CENA - Minha cena favorita é quando a filha de Ryan está esperando o ônibus para partir, ao lado de John Mills. É quando o chapéu voa para o alto. Sara Miles faz aquela expressão de espanto e abandono. É apenas um segundo, mas inesquecível. É o que mais me marca na memória desse maravilhoso filme. Sem chapéu, fica visível a violência que sofreu quando lhe cortaram o cabelo. É seu momento de fuga, despedida, de uma comunidade hostil. O vento a decifra, a torna transparente. É ela inteira que assoma naquele momento. É com isso que ela conta agora. Só, ao lado da Inocência (o louco manco e feio ao seu redor), ela expõe a culpa de quem a violentou. Sua solidão é seu trunfo. Sua individualidade quebrada, mas digna. É de fazer chorar as pedras.

VIOLÊNCIA - O professor é a Tolerância. Robert Mitchum, esse ator de primeira linha, navega no filme com seu andar único. Se diferencia do resto, aldeões brutalizadois pelo trato com a paisagem (a árdua sobrevivência em meio à fúria do mar). O professor é a compreensão gerada pela cultura, ao contrário da espontaneidade da vida comunitária confinada em ambiente hostil. Mas ele também faz parte da opressão, mesmo se diferenciando dela. Sua Tolerância tem também esse lado de convívio com a violência. Seu andar compassivo, seu rosto impassível, seu silêncio significam degredo para a esposa, que procura uma saída, uma janela, na aventura amorosa. A farda é a ruptura da Mesmice, o conflito e o arrebatamento. Contra esse envolvimento, a comunidade se joga contra ela a partir do sinal dado pela Inocência contaminada pela Frustração (o louco que sabe que nunca a terá, por isso a entrega de bandeja para os carrascos). A denúncia não é feita com palavras, pois o delator é mudo. Mas por meio de uma caricatura: a imitação do gesto e da roupa do militar, nesse momento citado por você, em que o Grotesco assume a feição do Horror.
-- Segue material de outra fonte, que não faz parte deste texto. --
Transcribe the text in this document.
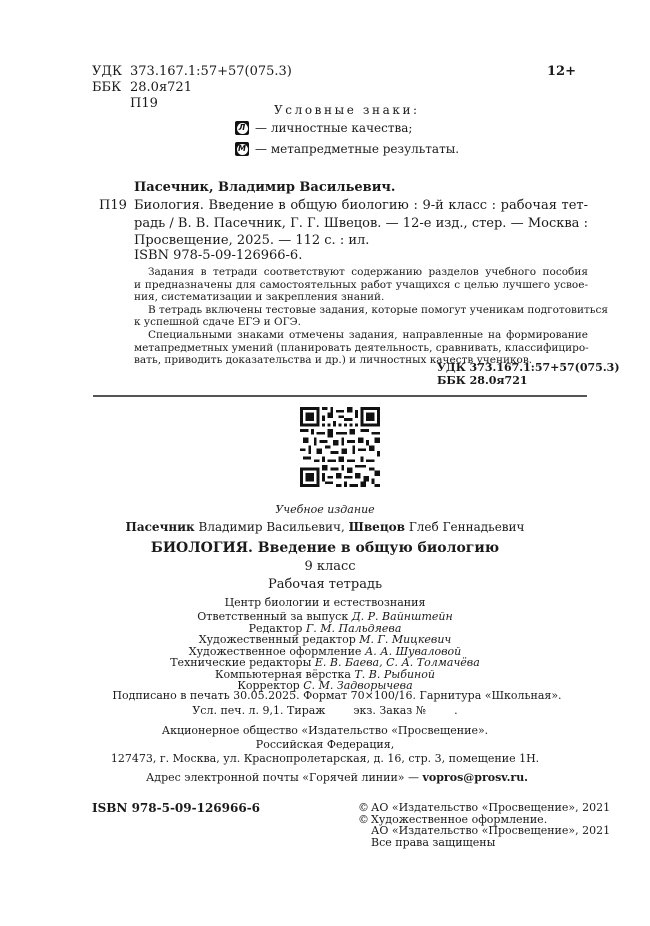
УДК 373.167.1:57+57(075.3)
ББК 28.0я721
П19
12+
Условные знаки:
Л — личностные качества;
М — метапредметные результаты.
Пасечник, Владимир Васильевич.
П19 Биология. Введение в общую биологию : 9-й класс : рабочая тет-
радь / В. В. Пасечник, Г. Г. Швецов. — 12-е изд., стер. — Москва :
Просвещение, 2025. — 112 с. : ил.
ISBN 978-5-09-126966-6.
Задания в тетради соответствуют содержанию разделов учебного пособия
и предназначены для самостоятельных работ учащихся с целью лучшего усвое-
ния, систематизации и закрепления знаний.
В тетрадь включены тестовые задания, которые помогут ученикам подготовиться
к успешной сдаче ЕГЭ и ОГЭ.
Специальными знаками отмечены задания, направленные на формирование
метапредметных умений (планировать деятельность, сравнивать, классифициро-
вать, приводить доказательства и др.) и личностных качеств учеников.
УДК 373.167.1:57+57(075.3)
ББК 28.0я721
Учебное издание
Пасечник Владимир Васильевич, Швецов Глеб Геннадьевич
БИОЛОГИЯ. Введение в общую биологию
9 класс
Рабочая тетрадь
Центр биологии и естествознания
Ответственный за выпуск Д. Р. Вайнштейн
Редактор Г. М. Пальдяева
Художественный редактор М. Г. Мицкевич
Художественное оформление А. А. Шуваловой
Технические редакторы Е. В. Баева, С. А. Толмачёва
Компьютерная вёрстка Т. В. Рыбиной
Корректор С. М. Задворычева
Подписано в печать 30.05.2025. Формат 70×100/16. Гарнитура «Школьная».
Усл. печ. л. 9,1. Тираж        экз. Заказ №        .
Акционерное общество «Издательство «Просвещение».
Российская Федерация,
127473, г. Москва, ул. Краснопролетарская, д. 16, стр. 3, помещение 1Н.
Адрес электронной почты «Горячей линии» — vopros@prosv.ru.
ISBN 978-5-09-126966-6	© АО «Издательство «Просвещение», 2021
© Художественное оформление.
АО «Издательство «Просвещение», 2021
Все права защищены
PLANOS - Mesmo sendo um filme épico na paisagem, em que o Plano Geral parece ser hegemônico na narrativa, ele se define em Primeiro Plano, transformando-se numa contraposição de rostos transfigurados pelo drama: a cara do idiota, a expressão do professor, o susto da mulher e as faces crispadas dos opressores. No fundo, o mundo exterior, a Paisagem em movimento permanente, expressa o terremoto interno das personagens. David Lean, o Gênio em plena forma.

RETORNO - Os posts de hoje estava misturados. O texto acima é a união de minhas intervenções sobre o filme que publiquei no Orkut, na comunidade recém criada sobre o tema. Decidi publicar à parte.